With the ocean in sight, she slowed the skimmer, turned it in the widening river mouth and pointed the bows upstream. She eased down the power so that there was just enough thrust to hold them against the current.
“We are to return into Ghedda?” Kananda asked uncertainly from the seat behind her.
“No,” Zela said with a smile. “We have to hold our position here and wait.” She flicked the switch of the craft's main communicator and leaned forward to speak into the mouthpiece mounted onto the control panel in front of her. “This is Z-K-One. We are in position and waiting.” She waited for a silent count of ten then repeated the short message before switching off the communicator.

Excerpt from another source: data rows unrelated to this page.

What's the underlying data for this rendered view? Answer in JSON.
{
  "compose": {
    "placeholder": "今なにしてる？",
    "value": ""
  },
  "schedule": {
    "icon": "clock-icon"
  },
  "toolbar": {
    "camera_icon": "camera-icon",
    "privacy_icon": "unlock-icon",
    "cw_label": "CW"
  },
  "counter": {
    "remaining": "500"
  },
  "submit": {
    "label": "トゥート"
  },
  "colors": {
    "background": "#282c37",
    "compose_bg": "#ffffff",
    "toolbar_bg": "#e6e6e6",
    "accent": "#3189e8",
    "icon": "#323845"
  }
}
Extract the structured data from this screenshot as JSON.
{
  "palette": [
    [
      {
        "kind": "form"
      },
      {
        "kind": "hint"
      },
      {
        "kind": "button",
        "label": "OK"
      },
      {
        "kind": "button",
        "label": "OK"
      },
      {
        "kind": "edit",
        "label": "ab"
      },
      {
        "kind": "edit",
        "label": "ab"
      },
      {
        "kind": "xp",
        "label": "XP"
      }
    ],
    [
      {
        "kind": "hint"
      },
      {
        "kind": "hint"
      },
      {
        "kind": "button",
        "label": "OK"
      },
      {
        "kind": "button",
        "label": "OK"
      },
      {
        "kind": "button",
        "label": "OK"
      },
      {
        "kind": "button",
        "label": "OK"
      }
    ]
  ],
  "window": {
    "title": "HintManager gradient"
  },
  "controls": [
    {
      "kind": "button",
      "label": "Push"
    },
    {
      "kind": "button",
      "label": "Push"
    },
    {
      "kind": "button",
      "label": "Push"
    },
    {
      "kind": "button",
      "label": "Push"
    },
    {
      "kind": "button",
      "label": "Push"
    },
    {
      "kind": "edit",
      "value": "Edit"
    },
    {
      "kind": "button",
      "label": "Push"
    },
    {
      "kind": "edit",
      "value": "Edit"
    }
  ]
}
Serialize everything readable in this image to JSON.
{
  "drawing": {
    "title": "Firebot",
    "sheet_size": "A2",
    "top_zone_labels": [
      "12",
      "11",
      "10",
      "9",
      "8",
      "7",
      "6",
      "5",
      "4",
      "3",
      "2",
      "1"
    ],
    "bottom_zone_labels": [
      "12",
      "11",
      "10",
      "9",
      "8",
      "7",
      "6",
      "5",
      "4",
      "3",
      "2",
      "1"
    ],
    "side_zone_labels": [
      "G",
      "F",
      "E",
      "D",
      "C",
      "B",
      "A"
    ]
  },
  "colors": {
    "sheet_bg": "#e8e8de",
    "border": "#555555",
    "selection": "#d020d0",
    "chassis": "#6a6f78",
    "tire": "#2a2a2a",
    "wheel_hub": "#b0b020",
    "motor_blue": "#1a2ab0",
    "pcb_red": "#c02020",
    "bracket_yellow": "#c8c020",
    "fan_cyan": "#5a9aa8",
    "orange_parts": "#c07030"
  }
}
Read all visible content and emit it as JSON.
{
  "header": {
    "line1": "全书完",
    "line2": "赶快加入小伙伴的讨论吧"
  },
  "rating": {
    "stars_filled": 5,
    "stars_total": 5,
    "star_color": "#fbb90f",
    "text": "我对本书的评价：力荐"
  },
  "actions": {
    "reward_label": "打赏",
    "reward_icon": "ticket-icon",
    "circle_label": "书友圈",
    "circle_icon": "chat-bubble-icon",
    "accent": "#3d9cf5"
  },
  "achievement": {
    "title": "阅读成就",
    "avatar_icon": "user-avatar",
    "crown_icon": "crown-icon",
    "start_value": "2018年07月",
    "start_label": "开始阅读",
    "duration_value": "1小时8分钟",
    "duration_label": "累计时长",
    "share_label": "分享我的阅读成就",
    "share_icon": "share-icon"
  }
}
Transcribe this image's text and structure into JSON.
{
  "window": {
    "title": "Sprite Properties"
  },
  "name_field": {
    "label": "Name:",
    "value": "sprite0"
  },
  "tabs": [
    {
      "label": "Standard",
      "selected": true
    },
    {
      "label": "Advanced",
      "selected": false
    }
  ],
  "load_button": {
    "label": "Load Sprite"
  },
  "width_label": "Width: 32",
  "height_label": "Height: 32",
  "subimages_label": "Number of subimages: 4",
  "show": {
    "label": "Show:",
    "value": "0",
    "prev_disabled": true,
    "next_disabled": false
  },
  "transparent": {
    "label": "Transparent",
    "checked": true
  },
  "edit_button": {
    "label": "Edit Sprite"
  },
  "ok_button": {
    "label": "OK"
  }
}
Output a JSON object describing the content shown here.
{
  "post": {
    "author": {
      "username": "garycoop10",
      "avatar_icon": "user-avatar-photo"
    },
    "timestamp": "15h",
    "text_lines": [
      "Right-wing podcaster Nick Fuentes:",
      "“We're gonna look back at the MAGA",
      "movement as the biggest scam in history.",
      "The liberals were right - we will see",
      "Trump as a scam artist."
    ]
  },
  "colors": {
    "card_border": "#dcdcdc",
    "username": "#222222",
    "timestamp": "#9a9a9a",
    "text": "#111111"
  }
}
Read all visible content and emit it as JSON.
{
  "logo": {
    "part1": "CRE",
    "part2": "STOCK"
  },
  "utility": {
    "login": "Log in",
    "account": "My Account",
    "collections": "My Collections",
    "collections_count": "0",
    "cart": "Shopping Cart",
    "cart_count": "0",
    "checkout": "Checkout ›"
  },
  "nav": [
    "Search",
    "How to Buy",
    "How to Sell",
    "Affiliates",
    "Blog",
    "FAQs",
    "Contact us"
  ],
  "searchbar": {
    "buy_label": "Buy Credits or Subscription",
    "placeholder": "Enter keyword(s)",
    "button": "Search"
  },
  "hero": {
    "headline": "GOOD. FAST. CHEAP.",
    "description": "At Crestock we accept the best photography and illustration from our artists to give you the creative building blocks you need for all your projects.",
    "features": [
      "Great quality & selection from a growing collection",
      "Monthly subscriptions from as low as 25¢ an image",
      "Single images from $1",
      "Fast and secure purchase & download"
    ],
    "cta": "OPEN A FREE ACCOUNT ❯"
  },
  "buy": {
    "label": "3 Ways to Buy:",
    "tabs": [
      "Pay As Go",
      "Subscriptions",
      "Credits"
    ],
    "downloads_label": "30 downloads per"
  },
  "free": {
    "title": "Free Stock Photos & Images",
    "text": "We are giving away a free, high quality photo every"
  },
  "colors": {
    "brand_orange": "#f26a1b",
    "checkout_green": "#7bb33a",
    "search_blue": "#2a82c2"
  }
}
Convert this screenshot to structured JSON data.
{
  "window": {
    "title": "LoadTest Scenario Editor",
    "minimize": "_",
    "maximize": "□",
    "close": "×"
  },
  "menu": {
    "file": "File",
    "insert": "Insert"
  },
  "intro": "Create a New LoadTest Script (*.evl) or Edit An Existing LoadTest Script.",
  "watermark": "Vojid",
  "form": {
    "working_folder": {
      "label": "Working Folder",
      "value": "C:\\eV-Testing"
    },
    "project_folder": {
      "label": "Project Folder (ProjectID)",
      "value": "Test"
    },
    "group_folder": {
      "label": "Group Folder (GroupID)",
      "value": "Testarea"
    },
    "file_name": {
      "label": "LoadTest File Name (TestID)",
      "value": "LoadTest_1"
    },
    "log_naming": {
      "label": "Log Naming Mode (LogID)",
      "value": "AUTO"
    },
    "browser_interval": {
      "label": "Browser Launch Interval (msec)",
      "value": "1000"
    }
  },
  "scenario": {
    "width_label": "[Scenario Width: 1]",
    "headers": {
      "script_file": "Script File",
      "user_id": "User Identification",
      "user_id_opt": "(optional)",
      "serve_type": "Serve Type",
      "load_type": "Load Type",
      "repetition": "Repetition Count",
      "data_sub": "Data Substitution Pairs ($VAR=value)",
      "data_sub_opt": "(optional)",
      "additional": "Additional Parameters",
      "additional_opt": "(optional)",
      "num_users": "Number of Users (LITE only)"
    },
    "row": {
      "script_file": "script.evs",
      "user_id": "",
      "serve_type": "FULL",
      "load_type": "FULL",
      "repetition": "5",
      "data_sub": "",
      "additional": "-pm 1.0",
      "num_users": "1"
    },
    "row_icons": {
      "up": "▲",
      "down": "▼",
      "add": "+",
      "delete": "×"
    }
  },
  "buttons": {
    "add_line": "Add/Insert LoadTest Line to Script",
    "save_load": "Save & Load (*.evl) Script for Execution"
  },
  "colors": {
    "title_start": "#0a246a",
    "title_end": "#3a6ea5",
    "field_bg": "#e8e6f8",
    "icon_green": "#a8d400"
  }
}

After a minute Kananda said doubtfully, “They make no answer.”
“Alpha and Ghedda both have technology which can overhear radio transmissions and locate their point of origin,” Zela told him simply. “That is why we keep such calls to a minimum. I made one call when we first reached the skimmer to let Antar know that we were on our way. This call tells them we are here. It should be enough. Our rescue ship should be cruising in close orbit somewhere above the river-mouth.”
They all stared upward through the clear glass of the control hood. Jayna was leaning close against Kananda. She had slept on his shoulder for most of the long journey down river but now she was awake again. The drugs in the skimmer's medical pack had helped her and now she was pain-free, but she was still hurt and weak. All three of them were silent, watching and waiting.